More than 160 people have now tested positive for coronavirus in the UK, in the largest day-on-day increase.
In total, 163 people had tested positive for Covid-19 as of 9am on Friday, up from 115 cases reported at the same time on Thursday.
Northern Ireland then confirmed its fourth case later on Friday, bringing the total to 164.
It comes as the PA news agency understands that samples taken from an elderly patient who died at Milton Keynes Hospital are currently being investigated for coronavirus.
Health Secretary Matt Hancock appeared to suggest the patient, reportedly an 88-year-old man, did have the illness.
But NHS England said it could not confirm the patient had coronavirus and was still awaiting test results.
On Thursday evening another patient, reported to be a woman in her 70s, became the first person in the UK to die after being diagnosed with Covid-19 while at the Royal Berkshire Hospital in Reading.
Last week, a British tourist who had been on board the Diamond Princess cruise ship, which was quarantined in Japan, became the first UK citizen to die from the virus.
In other developments:
– Facebook closed its London office for deep cleaning after a Singapore-based employee who had visited tested positive.
– Scottish Government official Professor June Andrew said a coronavirus pandemic would be “quite useful” as it would take out hospital bed blockers, even though it was a “horrific” thing to say.
– Dr Mike Ryan, from the World Health Organisation (WHO), said it was “a false hope” that coronavirus would disappear in the summer like flu.
– A 43-year-old British businessman was confirmed with Covid-19 in Thailand, and the Vatican confirmed its first case.
– A church in Devon closed after a parishioner was diagnosed with coronavirus, while the Bhaktivedanta Manor Hare Krishna temple, near Watford, closed its doors after a member tested positive.
– Two members of British Airways staff tested positive.
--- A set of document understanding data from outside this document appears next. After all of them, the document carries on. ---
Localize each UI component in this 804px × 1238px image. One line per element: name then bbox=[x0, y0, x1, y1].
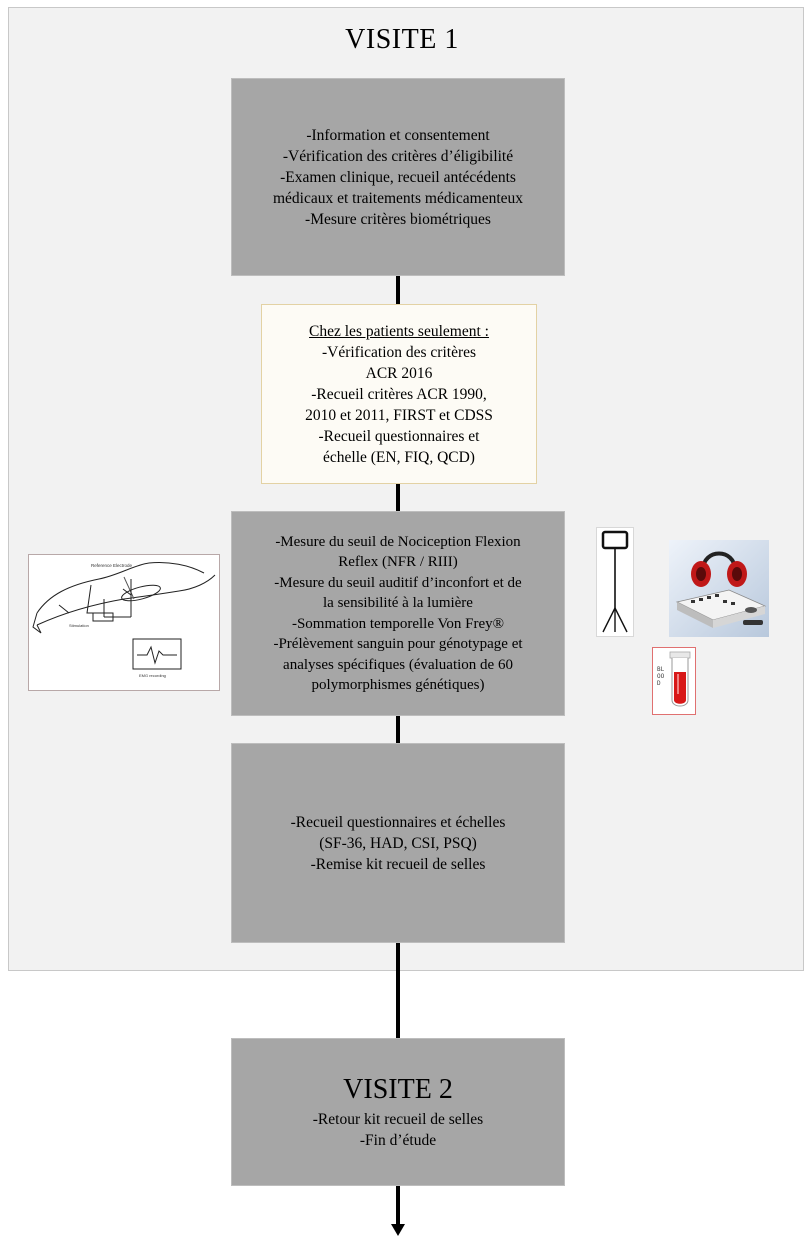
box-line: -Vérification des critères bbox=[321, 343, 477, 361]
connector-line bbox=[396, 275, 400, 305]
headphones-icon bbox=[669, 540, 769, 637]
blood-tube-illustration: BLOOD bbox=[652, 647, 696, 715]
blood-tube-label: BLOOD bbox=[657, 666, 665, 687]
box-line: échelle (EN, FIQ, QCD) bbox=[323, 448, 475, 466]
arrowhead-icon bbox=[391, 1224, 405, 1236]
connector-line bbox=[396, 942, 400, 1038]
svg-text:Reference Electrode: Reference Electrode bbox=[91, 563, 133, 568]
svg-text:Stimulation: Stimulation bbox=[69, 623, 89, 628]
svg-text:EMG recording: EMG recording bbox=[139, 673, 166, 678]
connector-line bbox=[396, 483, 400, 511]
box-line: ACR 2016 bbox=[365, 364, 433, 382]
connector-line bbox=[396, 1185, 400, 1227]
box-line: -Recueil questionnaires et échelles bbox=[290, 813, 506, 831]
box-line: -Sommation temporelle Von Frey® bbox=[291, 615, 505, 632]
box-line: -Vérification des critères d’éligibilité bbox=[282, 147, 514, 165]
step-box-visit2: VISITE 2 -Retour kit recueil de selles -… bbox=[231, 1038, 565, 1186]
box-line: Reflex (NFR / RIII) bbox=[338, 554, 458, 570]
box-line: polymorphismes génétiques) bbox=[311, 677, 485, 693]
box-line: -Mesure critères biométriques bbox=[305, 210, 491, 228]
box-line: médicaux et traitements médicamenteux bbox=[272, 189, 524, 207]
leg-icon: Reference Electrode Stimulation EMG reco… bbox=[32, 562, 216, 678]
box-line: -Retour kit recueil de selles bbox=[312, 1111, 484, 1128]
blood-tube-icon bbox=[669, 651, 691, 707]
visit2-title: VISITE 2 bbox=[343, 1074, 453, 1105]
box-line: -Mesure du seuil auditif d’inconfort et … bbox=[274, 574, 522, 591]
light-stand-illustration bbox=[596, 527, 634, 637]
visit1-title: VISITE 1 bbox=[345, 24, 459, 55]
box-line: 2010 et 2011, FIRST et CDSS bbox=[305, 406, 493, 424]
step-box-measures: -Mesure du seuil de Nociception Flexion … bbox=[231, 511, 565, 716]
box-line: -Examen clinique, recueil antécédents bbox=[280, 168, 516, 186]
box-line: -Mesure du seuil de Nociception Flexion bbox=[275, 533, 521, 550]
connector-line bbox=[396, 715, 400, 743]
step-box-questionnaires: -Recueil questionnaires et échelles (SF-… bbox=[231, 743, 565, 943]
step-box-inclusion: -Information et consentement -Vérificati… bbox=[231, 78, 565, 276]
box-line: analyses spécifiques (évaluation de 60 bbox=[283, 656, 513, 673]
box-line: -Fin d’étude bbox=[359, 1132, 437, 1149]
audiometer-illustration bbox=[669, 540, 769, 637]
box-line: -Prélèvement sanguin pour génotypage et bbox=[273, 636, 523, 652]
leg-reflex-illustration: Reference Electrode Stimulation EMG reco… bbox=[28, 554, 220, 691]
box-line: (SF-36, HAD, CSI, PSQ) bbox=[319, 834, 477, 852]
lamp-icon bbox=[601, 530, 629, 633]
box-line: -Remise kit recueil de selles bbox=[310, 855, 486, 873]
step-box-patients-only: Chez les patients seulement : -Vérificat… bbox=[261, 304, 537, 484]
box-line: -Recueil questionnaires et bbox=[318, 427, 480, 445]
box-line: -Information et consentement bbox=[306, 126, 490, 144]
box-line: la sensibilité à la lumière bbox=[323, 595, 473, 611]
box-line: -Recueil critères ACR 1990, bbox=[311, 385, 487, 403]
box-heading: Chez les patients seulement : bbox=[309, 322, 489, 340]
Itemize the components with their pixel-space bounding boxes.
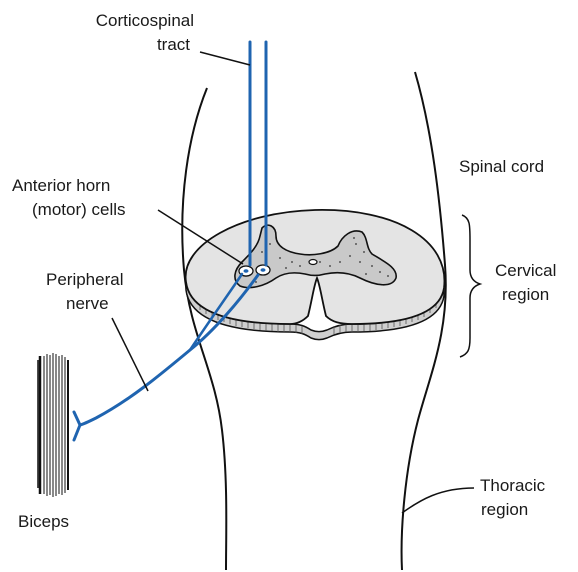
label-thoracic-line2: region: [481, 500, 528, 519]
corticospinal-leader: [200, 52, 250, 65]
label-peripheral-nerve-line2: nerve: [66, 294, 109, 313]
motor-end-plate: [74, 412, 80, 440]
label-anterior-horn-line2: (motor) cells: [32, 200, 126, 219]
label-cervical-line2: region: [502, 285, 549, 304]
label-biceps: Biceps: [18, 512, 69, 531]
biceps-muscle: [38, 353, 68, 497]
central-canal: [309, 260, 317, 265]
thoracic-leader: [402, 488, 474, 513]
peripheral-nerve-leader: [112, 318, 148, 391]
cervical-region-bracket: [460, 215, 480, 357]
label-anterior-horn-line1: Anterior horn: [12, 176, 110, 195]
label-corticospinal-line2: tract: [157, 35, 190, 54]
label-thoracic-line1: Thoracic: [480, 476, 546, 495]
label-cervical-line1: Cervical: [495, 261, 556, 280]
label-spinal-cord: Spinal cord: [459, 157, 544, 176]
label-peripheral-nerve-line1: Peripheral: [46, 270, 124, 289]
label-corticospinal-line1: Corticospinal: [96, 11, 194, 30]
PA understands the staff are baggage handlers.
– Globally, the number of coronavirus cases has passed 100,000, with 3,400 deaths.
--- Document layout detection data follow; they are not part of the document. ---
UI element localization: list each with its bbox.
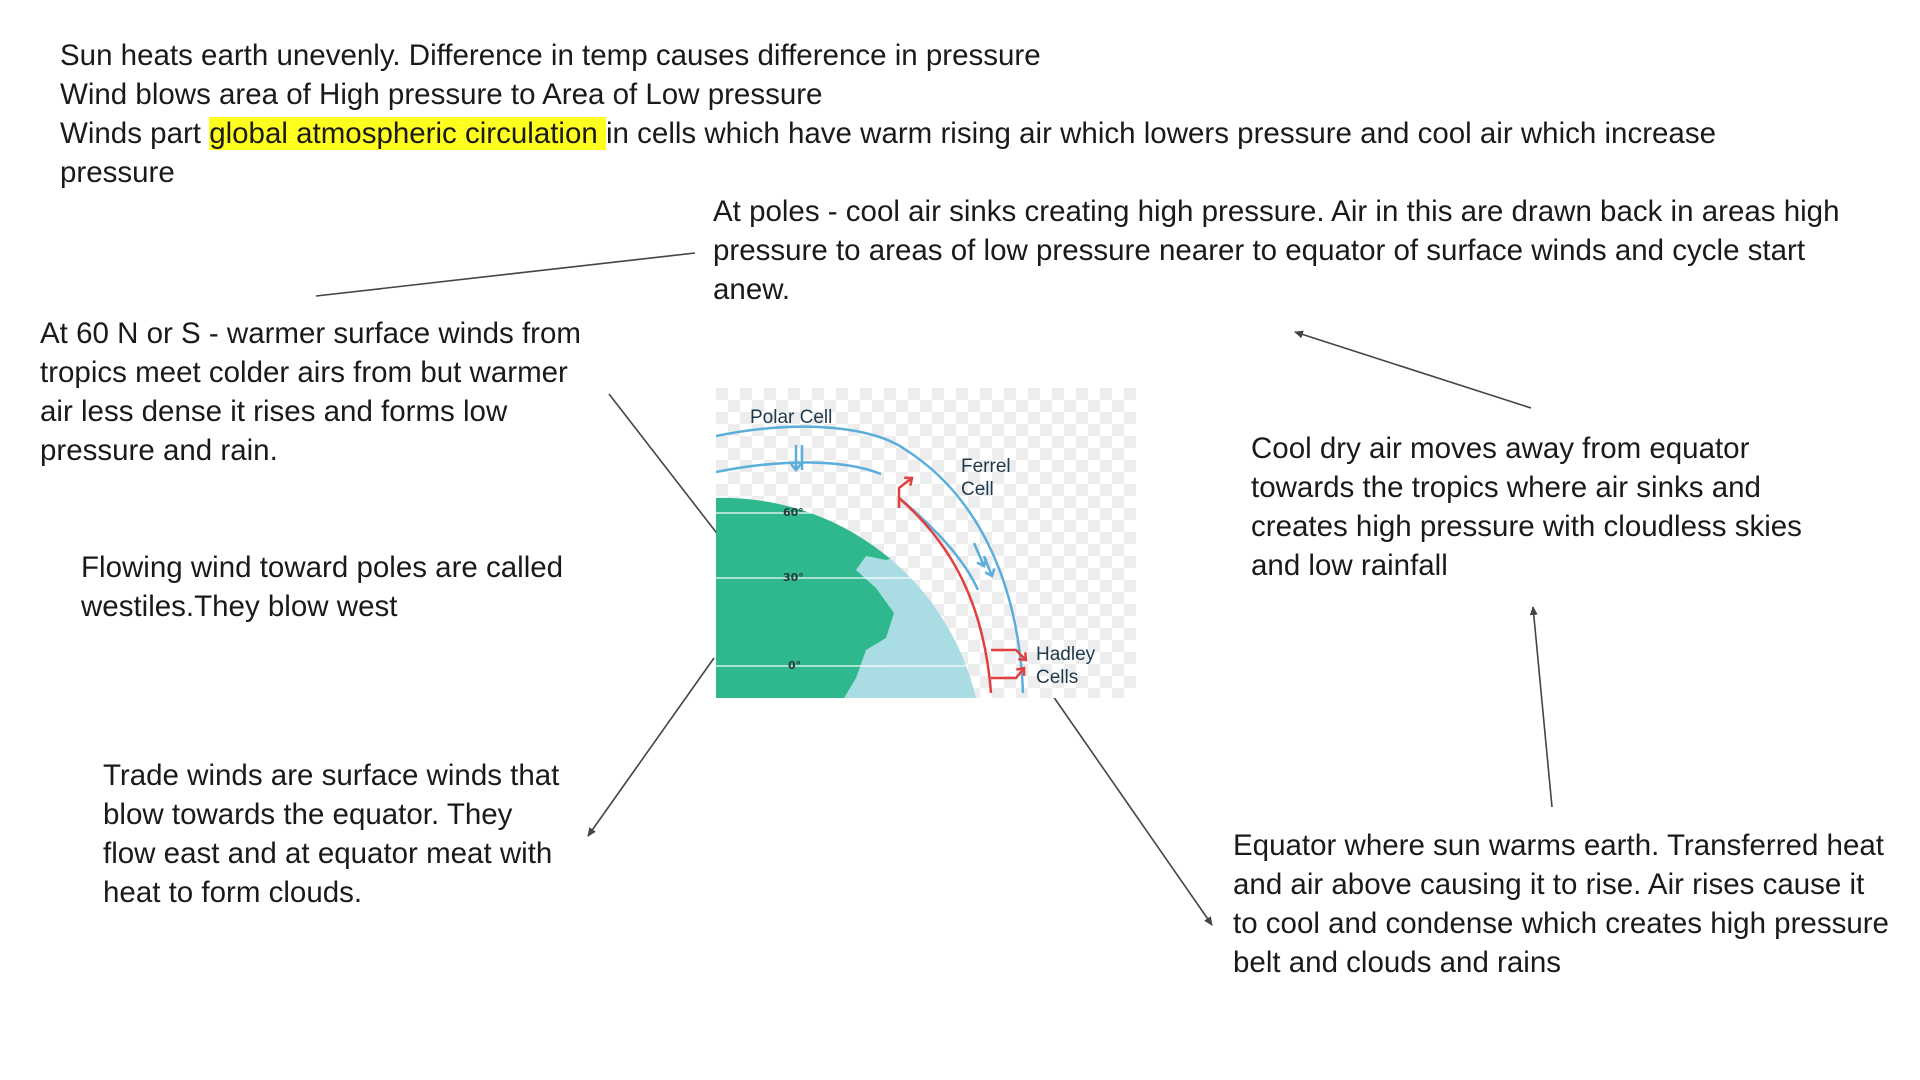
ferrel-cell-label-line-1: Ferrel <box>961 456 1011 477</box>
polar-cell-label: Polar Cell <box>750 407 832 428</box>
highlighted-term: global atmospheric circulation <box>209 117 606 150</box>
intro-line-2: Wind blows area of High pressure to Area… <box>60 78 823 111</box>
pointer-arrow-up <box>1529 606 1553 808</box>
note-sixty-degrees: At 60 N or S - warmer surface winds from… <box>40 317 581 467</box>
note-poles: At poles - cool air sinks creating high … <box>713 195 1840 306</box>
atmospheric-circulation-figure: 60° 30° 0° Polar Cell Ferrel Cell Hadley… <box>716 388 1136 698</box>
intro-line-3-start: Winds part <box>60 117 210 150</box>
hadley-cells-label-line-2: Cells <box>1036 667 1078 688</box>
note-cool-dry-air: Cool dry air moves away from equator tow… <box>1251 432 1802 582</box>
pointer-arrow-cool-dry <box>1294 330 1532 409</box>
pointer-line-poles <box>315 252 696 297</box>
latitude-30-label: 30° <box>783 571 804 584</box>
hadley-cell-arc <box>898 497 993 694</box>
intro-line-3-end: in cells which have warm rising air whic… <box>60 117 1716 189</box>
hadley-cells-label-line-1: Hadley <box>1036 644 1096 665</box>
polar-cell-inner-arc <box>716 461 882 476</box>
note-westerlies: Flowing wind toward poles are called wes… <box>81 551 564 623</box>
note-equator: Equator where sun warms earth. Transferr… <box>1233 829 1889 979</box>
hadley-surface-arrow-2 <box>991 666 1026 680</box>
pointer-arrow-equator <box>1052 695 1213 926</box>
ferrel-sinking-arrow <box>972 542 988 568</box>
ferrel-sinking-arrow-2 <box>982 555 996 578</box>
pointer-line-sixty <box>608 393 720 537</box>
ferrel-cell-label-line-2: Cell <box>961 479 994 500</box>
latitude-60-label: 60° <box>783 506 804 519</box>
intro-line-1: Sun heats earth unevenly. Difference in … <box>60 39 1041 72</box>
hadley-rising-arrow <box>897 476 914 508</box>
polar-cell-outer-arc <box>716 425 907 452</box>
hadley-surface-arrow-1 <box>991 648 1028 662</box>
pointer-arrow-trade-winds <box>587 657 715 837</box>
intro-text: Sun heats earth unevenly. Difference in … <box>60 36 1780 192</box>
note-trade-winds: Trade winds are surface winds that blow … <box>103 759 560 909</box>
latitude-0-label: 0° <box>788 659 801 672</box>
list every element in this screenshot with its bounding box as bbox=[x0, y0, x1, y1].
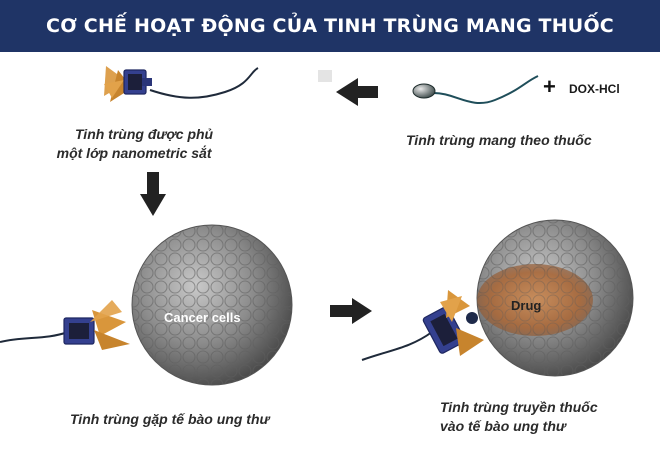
drug-label: Drug bbox=[511, 298, 541, 313]
caption-step2-line1: Tinh trùng được phủ bbox=[75, 125, 213, 144]
plus-sign: + bbox=[543, 74, 556, 100]
iron-coated-sperm-icon bbox=[362, 290, 484, 360]
cancer-cell-icon bbox=[132, 225, 292, 385]
iron-coated-sperm-icon bbox=[0, 300, 130, 350]
caption-step3: Tinh trùng gặp tế bào ung thư bbox=[70, 410, 270, 429]
sperm-icon bbox=[413, 76, 538, 103]
caption-step1: Tinh trùng mang theo thuốc bbox=[406, 131, 592, 150]
arrow-right-icon bbox=[330, 298, 372, 324]
caption-step1-text: Tinh trùng mang theo thuốc bbox=[406, 131, 592, 150]
caption-step2-line2: một lớp nanometric sắt bbox=[55, 144, 213, 163]
drug-label-dox: DOX-HCl bbox=[569, 82, 620, 96]
caption-step4: Tinh trùng truyền thuốc vào tế bào ung t… bbox=[440, 398, 598, 436]
caption-step2: Tinh trùng được phủ một lớp nanometric s… bbox=[75, 125, 213, 163]
cancer-cell-icon bbox=[477, 220, 633, 376]
arrow-left-icon bbox=[318, 70, 378, 106]
caption-step4-line2: vào tế bào ung thư bbox=[440, 417, 598, 436]
caption-step3-text: Tinh trùng gặp tế bào ung thư bbox=[70, 410, 270, 429]
iron-coated-sperm-icon bbox=[104, 66, 258, 102]
cancer-cells-label: Cancer cells bbox=[164, 310, 241, 325]
arrow-down-icon bbox=[140, 172, 166, 216]
caption-step4-line1: Tinh trùng truyền thuốc bbox=[440, 398, 598, 417]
– Prime Minister Boris Johnson visited a Bedfordshire laboratory as the Government pledged an extra £46 million for research into coronavirus vaccines and rapid diagnostic tests.
– The Royal College of Emergency Medicine cancelled its spring conference on continuing professional development in Bournemouth at the end of March.
– Jon Sparkes, chief executive of Crisis, said homeless people were at higher risk of coronavirus due to existing health conditions, inability to wash their hands regularly and may be unable to self-isolate if they become unwell.
He sought to reassure the public following panic-buying in some areas, with supermarkets seeing their shelves cleared of essentials such as toilet roll and paracetamol.
Speaking on BBC’s Question Time, Mr Hancock said: “The Government has supplies of the key things that are needed, and, within the food supply, we are absolutely confident that there won’t be a problem there.
“And, crucially, we are working to makes sure that if people are self-isolating, they will be able to get the food and supplies that they need.”
He said there was “absolutely no need” for individual people “to go round buying more than they need.”
One supermarket executive told the BBC sales of basics such as pasta and tinned goods had “gone through the roof”, adding: “While I think people don’t need to panic buy and should just shop normally, I’m not sure the Government can guarantee all food supply in all instances.”
However Environment Secretary George Eustice said he has been reassured by retailers that they are taking “all the necessary steps to ensure consumers have the food and supplies they need”.
New blog posts from Public Health England (PHE) suggested people may need to get supplies for loved ones in future if social-distancing measures are brought in and more people are told to stay at home.
The posts urged people to “plan ahead”, adding: “Everyone has a part to play, and we’re asking people to think about what they do in a typical week, how they could limit contact with others if asked to, and how they could help people in their community who might need support if certain social-distancing measures were put in place.
“This might include helping older relatives and neighbours to get some food in, so that they would have supplies for a week or so if required, ensuring someone would be available to go shopping for them, or arranging for online delivery if they needed it.”
Princess Cruises said it was following advice from the US Centres for Disease Control and Prevention (CDC) and samples were collected on Thursday from 45 people deemed to be at risk.
It said in a statement: “Following guidelines received from the CDC, all guests have been asked to stay in their staterooms while test results are pending.
“Guests are receiving meal deliveries in their staterooms by room service, and additional television and movie options have been added to in-room programming.”
After the liner docked in San Francisco on February 21, thousands of passengers disembarked and thousands boarded. The boat then sailed to Hawaii.
Chief medical officer Professor Chris Whitty has said half of all coronavirus cases in the UK are most likely to occur in just a three-week period, with 95% of them over a nine-week period.